No Liability For Banks

Cross posted from The Stars Hollow Gazette

It is becoming quite apparent the New York State Attorney General Eric Scheiderman was right about the 50 state AG negotiations to settle the mortgage backed securities fraud. It will shield the banks from liability despite denial by Iowa Ag Tom Miller and others that it would not:

“The negotiation committee, working on behalf of all 50 states, does not have any intention of constraining the office of the New York attorney general in any way, has not tried to do so and could not do so,” Miller said. “Schneiderman was removed from the executive committee because he has, over the last several months, undermined our efforts to reach an agreement.”

In a Financial Times article on Labor Day by Shahien Nasiripour puts an end to that myth:

The talks aim to settle allegations that banks including Bank of America, JPMorgan Chase, Wells Fargo, Citigroup and Ally Financial seized the homes of delinquent borrowers and broke state laws by employing so-called “robosigners”, workers who signed off on foreclosure documents en masse without reviewing the paperwork.

State prosecutors have proposed effectively releasing the companies from legal liability for allegedly wrongful securitisation practices, according to five people with direct knowledge of the discussions.

Some state officials have expressed concern that they have offered the banks far too broad a release from liability. . . . . .

The worry over the states’ counterproposal stems from its treatment of loan documents.

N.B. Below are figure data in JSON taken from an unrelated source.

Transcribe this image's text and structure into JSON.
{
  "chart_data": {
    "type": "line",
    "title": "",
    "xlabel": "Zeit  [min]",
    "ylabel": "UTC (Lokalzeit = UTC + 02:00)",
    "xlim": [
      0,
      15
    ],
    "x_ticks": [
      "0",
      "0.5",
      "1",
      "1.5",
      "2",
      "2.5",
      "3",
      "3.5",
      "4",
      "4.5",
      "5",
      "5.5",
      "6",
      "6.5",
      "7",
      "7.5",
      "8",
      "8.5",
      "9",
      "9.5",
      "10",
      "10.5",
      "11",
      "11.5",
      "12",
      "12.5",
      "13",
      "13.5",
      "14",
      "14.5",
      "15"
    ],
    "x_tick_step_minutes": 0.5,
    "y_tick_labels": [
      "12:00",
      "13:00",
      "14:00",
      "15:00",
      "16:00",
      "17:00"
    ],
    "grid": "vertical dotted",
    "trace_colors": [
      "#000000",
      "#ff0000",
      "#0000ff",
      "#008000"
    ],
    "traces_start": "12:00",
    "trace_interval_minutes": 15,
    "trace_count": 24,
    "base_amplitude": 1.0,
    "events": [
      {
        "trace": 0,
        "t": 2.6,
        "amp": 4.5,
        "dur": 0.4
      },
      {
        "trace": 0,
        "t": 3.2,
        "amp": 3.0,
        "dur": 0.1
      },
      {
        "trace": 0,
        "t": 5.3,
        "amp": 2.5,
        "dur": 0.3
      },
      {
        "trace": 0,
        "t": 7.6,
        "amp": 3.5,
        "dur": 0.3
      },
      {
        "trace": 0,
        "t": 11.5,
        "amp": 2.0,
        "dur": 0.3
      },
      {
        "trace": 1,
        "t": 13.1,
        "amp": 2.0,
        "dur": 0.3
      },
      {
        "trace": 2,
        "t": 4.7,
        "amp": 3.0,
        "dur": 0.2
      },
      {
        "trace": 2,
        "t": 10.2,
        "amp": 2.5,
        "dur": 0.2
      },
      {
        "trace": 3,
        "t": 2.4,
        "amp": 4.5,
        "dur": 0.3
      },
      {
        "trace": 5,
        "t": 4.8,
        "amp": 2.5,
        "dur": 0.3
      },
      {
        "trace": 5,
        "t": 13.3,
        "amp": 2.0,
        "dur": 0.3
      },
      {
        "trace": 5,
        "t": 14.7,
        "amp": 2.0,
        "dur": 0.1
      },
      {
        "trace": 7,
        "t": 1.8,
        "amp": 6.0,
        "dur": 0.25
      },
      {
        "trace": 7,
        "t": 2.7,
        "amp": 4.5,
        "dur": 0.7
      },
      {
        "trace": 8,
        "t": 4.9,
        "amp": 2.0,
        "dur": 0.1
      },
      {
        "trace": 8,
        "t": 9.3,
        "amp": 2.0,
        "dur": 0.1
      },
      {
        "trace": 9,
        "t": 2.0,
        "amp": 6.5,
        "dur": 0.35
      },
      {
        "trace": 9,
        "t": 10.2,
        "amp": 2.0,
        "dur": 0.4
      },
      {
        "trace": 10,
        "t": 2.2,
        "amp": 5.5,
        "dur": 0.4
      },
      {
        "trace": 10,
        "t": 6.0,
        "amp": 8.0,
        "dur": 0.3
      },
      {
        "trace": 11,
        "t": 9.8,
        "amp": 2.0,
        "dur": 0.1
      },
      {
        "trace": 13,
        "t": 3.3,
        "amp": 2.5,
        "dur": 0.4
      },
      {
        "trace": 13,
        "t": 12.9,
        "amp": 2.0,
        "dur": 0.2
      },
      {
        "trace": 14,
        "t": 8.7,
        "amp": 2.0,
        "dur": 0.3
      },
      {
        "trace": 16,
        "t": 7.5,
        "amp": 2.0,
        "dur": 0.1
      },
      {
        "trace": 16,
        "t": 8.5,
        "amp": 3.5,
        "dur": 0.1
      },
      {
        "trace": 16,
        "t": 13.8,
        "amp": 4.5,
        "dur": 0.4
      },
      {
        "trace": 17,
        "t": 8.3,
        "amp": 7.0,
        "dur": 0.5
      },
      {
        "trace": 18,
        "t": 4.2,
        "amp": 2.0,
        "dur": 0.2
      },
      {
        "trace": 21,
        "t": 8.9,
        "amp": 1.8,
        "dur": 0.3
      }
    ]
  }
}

The term sheet proposes to release the banks from legal liability over how mortgage documents were maintained, prepared and transferred, people familiar with the matter said.

Though the counteroffer attempts to release the banks from liability with respect to home repossessions, and explicitly states that the release does not include securitisation claims, the language is broad enough in that it could prevent state officials from bringing securitisation claims in the future should they sign up to the agreement.

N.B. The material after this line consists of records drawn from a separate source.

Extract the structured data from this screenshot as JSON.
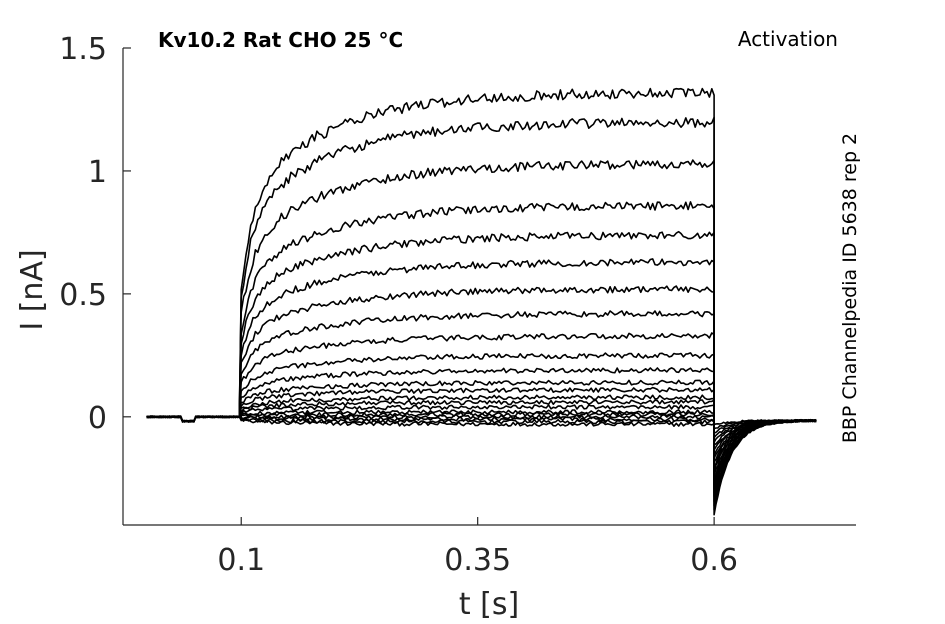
{
  "chart_data": {
    "type": "line",
    "title": "Kv10.2  Rat  CHO  25 °C",
    "annotation": "Activation",
    "source_label": "BBP Channelpedia ID 5638 rep 2",
    "xlabel": "t [s]",
    "ylabel": "I [nA]",
    "xlim": [
      -0.025,
      0.75
    ],
    "ylim": [
      -0.44,
      1.5
    ],
    "xticks": [
      0.1,
      0.35,
      0.6
    ],
    "xtick_labels": [
      "0.1",
      "0.35",
      "0.6"
    ],
    "yticks": [
      0,
      0.5,
      1,
      1.5
    ],
    "ytick_labels": [
      "0",
      "0.5",
      "1",
      "1.5"
    ],
    "grid": false,
    "line_color": "#000000",
    "pulse": {
      "start": 0.1,
      "end": 0.6,
      "trace_end": 0.71
    },
    "steady_currents": [
      -0.03,
      -0.02,
      -0.01,
      0.0,
      0.01,
      0.02,
      0.04,
      0.06,
      0.08,
      0.11,
      0.14,
      0.19,
      0.25,
      0.33,
      0.42,
      0.52,
      0.63,
      0.74,
      0.86,
      1.03,
      1.2,
      1.32
    ],
    "tail_minimum": -0.38
  }
}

At the heart of securitisation claims, which involve missteps in how home mortgages were bundled into bonds, are allegations that the banks did not properly maintain and transfer documents from one step in the complicated chain to the next.

If banks are released from liability regarding documentation practices, some industry officials believe they would be able to evade state lawsuits directed at how they bundled the loans into securities.

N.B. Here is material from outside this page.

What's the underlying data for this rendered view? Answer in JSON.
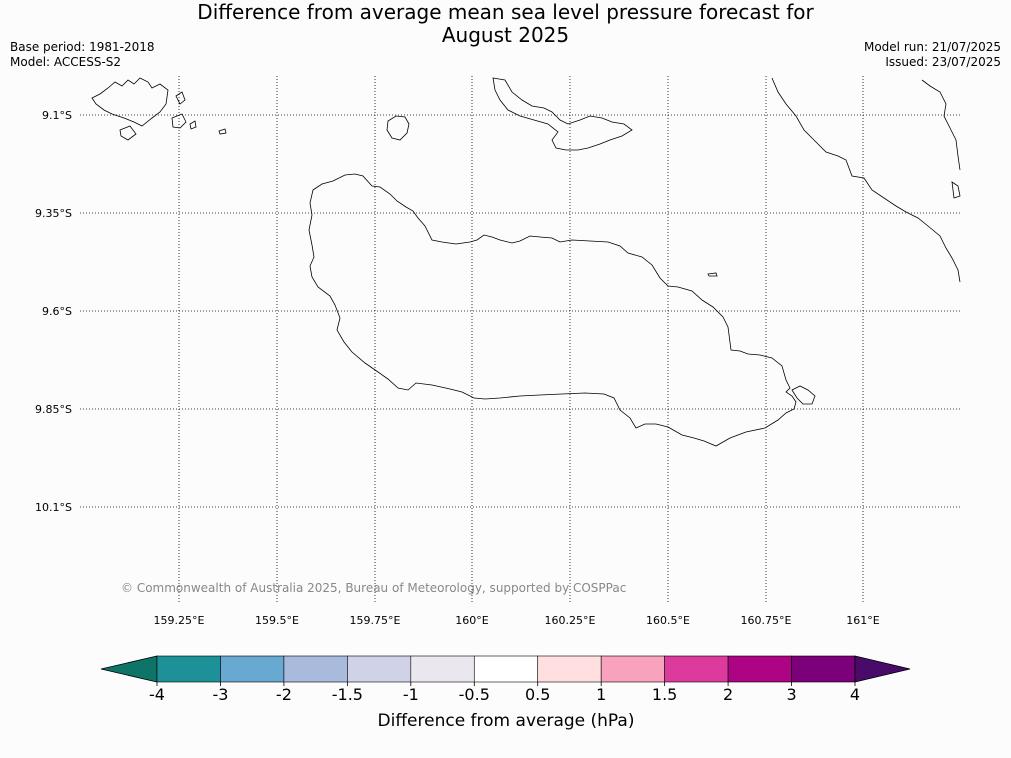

Robert Sheer observed This proposed a settlement for a pittance of $20 billion is chump change compared what the banks reaped in “direct cash subsidies, virtually zero-interest loans, and the Fed took $2 trillion in bad paper off their hands while the banks exacerbated the banking crisis they had created through additional shady practices.

Matt Taibbi noted, too, that the banks are getting off the hook for really odious offenses:

   The idea behind this federally-guided “settlement” is to concentrate and centralize all the legal exposure accrued by this generation of grotesque banker corruption in one place, put one single price tag on it that everyone can live with, and then stuff the details into a titanium canister before shooting it into deep space.

   This is all about protecting the banks from future enforcement actions on both the civil and criminal sides. The plan is to provide year-after-year, repeat-offending banks like Bank of America with cost certainty… and will also get to know for sure that there are no more criminal investigations in the pipeline.

ship

To give you an indication of how absurdly small a number even $20 billion is relative to the sums of money the banks made unloading worthless crap subprime assets on foreigners, pension funds and other unsuspecting suckers around the world, consider this: in 2008 alone, the state pension fund of Florida, all by itself, lost more than three times that amount ($62 billion) thanks in significant part to investments in these deadly MBS.

The White House and AG Miller are doing everything in their power to discredit Schneiderman and block further investigations that could lead to recovering more than 20 pieces of silver.